Songs of the Year 2007

by Neil Evans
 
Chances are there will be no more good music released in 2007 so we will now try to offend you with our year end list of the songs we liked the most this year. While these certainly aren't the songs that sold the most records, received the most radio air play or got the most press on lame hipster blogs. These are songs that can be backed up with musical arguments, not just bullshit conjecture. We're keeping it short because most songs sucked this year. Enjoy.

#5 Foo Fighters - The Pretender
A great rock track from a band that I could care less about. What elevates the song past anything Nickelback or Daughtry released this year is a full throttle beat and driving chorus with a somewhat haunting cello melody weaving throughout.

#4 Justin Timberlake feat. T.I. - My Love
Probably the best of the twenty singles released from JT's overrated album. Classic Timbaland beat (which got recycled about four times this year: Bobby Valentino "Anonymous", Omarion "Ice Box") and the obvious hot rapper du jour cameo (T.I.) makes is a smash.

#3 Rhianna feat. Jay-Z - Umbrella
The summer jam of the year. Heavily covered and annoyingly quoted, but the hook is tight and auto-tune never sounded better. Plus, I love that the umbrella/vagina/sex metaphor went totally ignored by basically everyone. Ooh baby it's raining!

#2 Kanye West - Can't Tell Me Nothing/Stronger/Good Life
Kanye should probably be number one but I already gave him the best album and I couldn't pick just one single. Good Life is my overall favorite, but Stronger is a club banger and Can't Tell Me Nothing is a street anthem. Whatever your favorite, Kanye brought the heat this year and he better get some awards this year or he can rightfully shove some Grammy's up the Academy's ass.

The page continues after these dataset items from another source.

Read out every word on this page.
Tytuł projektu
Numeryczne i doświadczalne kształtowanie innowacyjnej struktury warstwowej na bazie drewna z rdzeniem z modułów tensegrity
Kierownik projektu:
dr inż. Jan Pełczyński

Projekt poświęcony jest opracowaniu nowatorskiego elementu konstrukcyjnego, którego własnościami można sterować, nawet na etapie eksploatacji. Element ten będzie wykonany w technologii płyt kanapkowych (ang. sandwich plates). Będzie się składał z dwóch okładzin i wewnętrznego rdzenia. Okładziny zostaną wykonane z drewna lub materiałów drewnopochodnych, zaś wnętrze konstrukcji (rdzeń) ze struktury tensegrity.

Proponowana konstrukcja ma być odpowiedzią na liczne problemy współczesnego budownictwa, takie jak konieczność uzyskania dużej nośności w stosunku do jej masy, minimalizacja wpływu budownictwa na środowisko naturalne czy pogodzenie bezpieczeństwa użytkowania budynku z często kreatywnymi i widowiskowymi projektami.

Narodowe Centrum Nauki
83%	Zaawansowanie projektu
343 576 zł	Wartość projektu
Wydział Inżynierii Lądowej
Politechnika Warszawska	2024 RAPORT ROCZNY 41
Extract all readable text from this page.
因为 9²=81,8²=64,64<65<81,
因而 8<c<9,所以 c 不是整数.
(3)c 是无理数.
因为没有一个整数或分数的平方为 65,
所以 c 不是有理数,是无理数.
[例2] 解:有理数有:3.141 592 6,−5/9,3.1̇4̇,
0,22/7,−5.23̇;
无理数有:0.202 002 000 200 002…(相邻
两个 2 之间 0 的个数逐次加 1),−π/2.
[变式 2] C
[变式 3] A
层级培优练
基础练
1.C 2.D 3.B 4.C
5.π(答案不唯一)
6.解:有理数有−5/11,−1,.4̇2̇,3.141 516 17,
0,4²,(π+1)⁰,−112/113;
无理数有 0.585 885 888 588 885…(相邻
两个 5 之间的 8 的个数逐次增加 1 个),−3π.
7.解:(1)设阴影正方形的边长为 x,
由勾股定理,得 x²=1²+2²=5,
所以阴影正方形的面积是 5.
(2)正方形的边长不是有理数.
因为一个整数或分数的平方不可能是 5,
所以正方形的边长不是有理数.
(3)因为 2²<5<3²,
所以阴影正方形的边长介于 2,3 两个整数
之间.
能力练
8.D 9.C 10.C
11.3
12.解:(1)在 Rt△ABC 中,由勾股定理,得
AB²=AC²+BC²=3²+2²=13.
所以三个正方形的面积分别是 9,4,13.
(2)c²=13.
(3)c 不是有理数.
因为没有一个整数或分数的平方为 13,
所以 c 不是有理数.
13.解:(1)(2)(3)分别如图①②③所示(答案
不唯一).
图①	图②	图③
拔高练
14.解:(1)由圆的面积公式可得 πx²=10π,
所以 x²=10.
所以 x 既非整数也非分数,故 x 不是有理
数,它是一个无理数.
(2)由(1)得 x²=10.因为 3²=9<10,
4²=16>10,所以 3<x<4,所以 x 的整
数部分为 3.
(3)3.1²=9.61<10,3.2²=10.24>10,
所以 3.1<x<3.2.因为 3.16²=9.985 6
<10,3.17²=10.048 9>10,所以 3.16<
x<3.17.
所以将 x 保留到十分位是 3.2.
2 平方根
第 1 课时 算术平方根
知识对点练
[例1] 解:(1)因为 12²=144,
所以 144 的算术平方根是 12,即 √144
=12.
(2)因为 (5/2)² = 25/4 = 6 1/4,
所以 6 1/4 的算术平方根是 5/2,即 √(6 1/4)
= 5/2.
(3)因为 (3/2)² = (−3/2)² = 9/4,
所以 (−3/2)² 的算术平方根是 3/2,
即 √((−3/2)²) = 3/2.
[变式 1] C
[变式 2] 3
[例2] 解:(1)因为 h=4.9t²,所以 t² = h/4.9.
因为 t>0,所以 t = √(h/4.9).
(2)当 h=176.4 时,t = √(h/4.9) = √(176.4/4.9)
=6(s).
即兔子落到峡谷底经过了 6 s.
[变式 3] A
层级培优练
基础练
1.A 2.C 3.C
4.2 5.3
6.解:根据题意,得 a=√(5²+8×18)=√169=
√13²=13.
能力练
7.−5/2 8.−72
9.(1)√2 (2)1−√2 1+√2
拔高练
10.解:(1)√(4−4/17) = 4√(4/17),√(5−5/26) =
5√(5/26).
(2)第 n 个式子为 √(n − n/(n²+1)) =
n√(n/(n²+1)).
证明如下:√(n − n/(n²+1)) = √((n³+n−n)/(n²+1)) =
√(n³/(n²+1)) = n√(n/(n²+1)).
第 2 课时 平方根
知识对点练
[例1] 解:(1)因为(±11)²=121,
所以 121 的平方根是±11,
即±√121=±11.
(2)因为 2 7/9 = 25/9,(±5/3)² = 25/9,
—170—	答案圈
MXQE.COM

#1 Fall Out Boy - The Take Over, The Break's Over
Odd choice? Maybe. You see, I hate almost everything about FOB except their music and in a scene where style is more important than substance, actual skill can be overlooked (in the studio and songwriting, not live; I am not deaf or insane). The song is pop perfection with soaring melodies, a hard enough chorus and a bridge that screams classic Elvis Costello. Masterfully produced, the track is accented with piano in all the right places and I really don't care that what Patrick Stump is singing about is unintelligible and unimportant. Stump is the band and that's fine with me.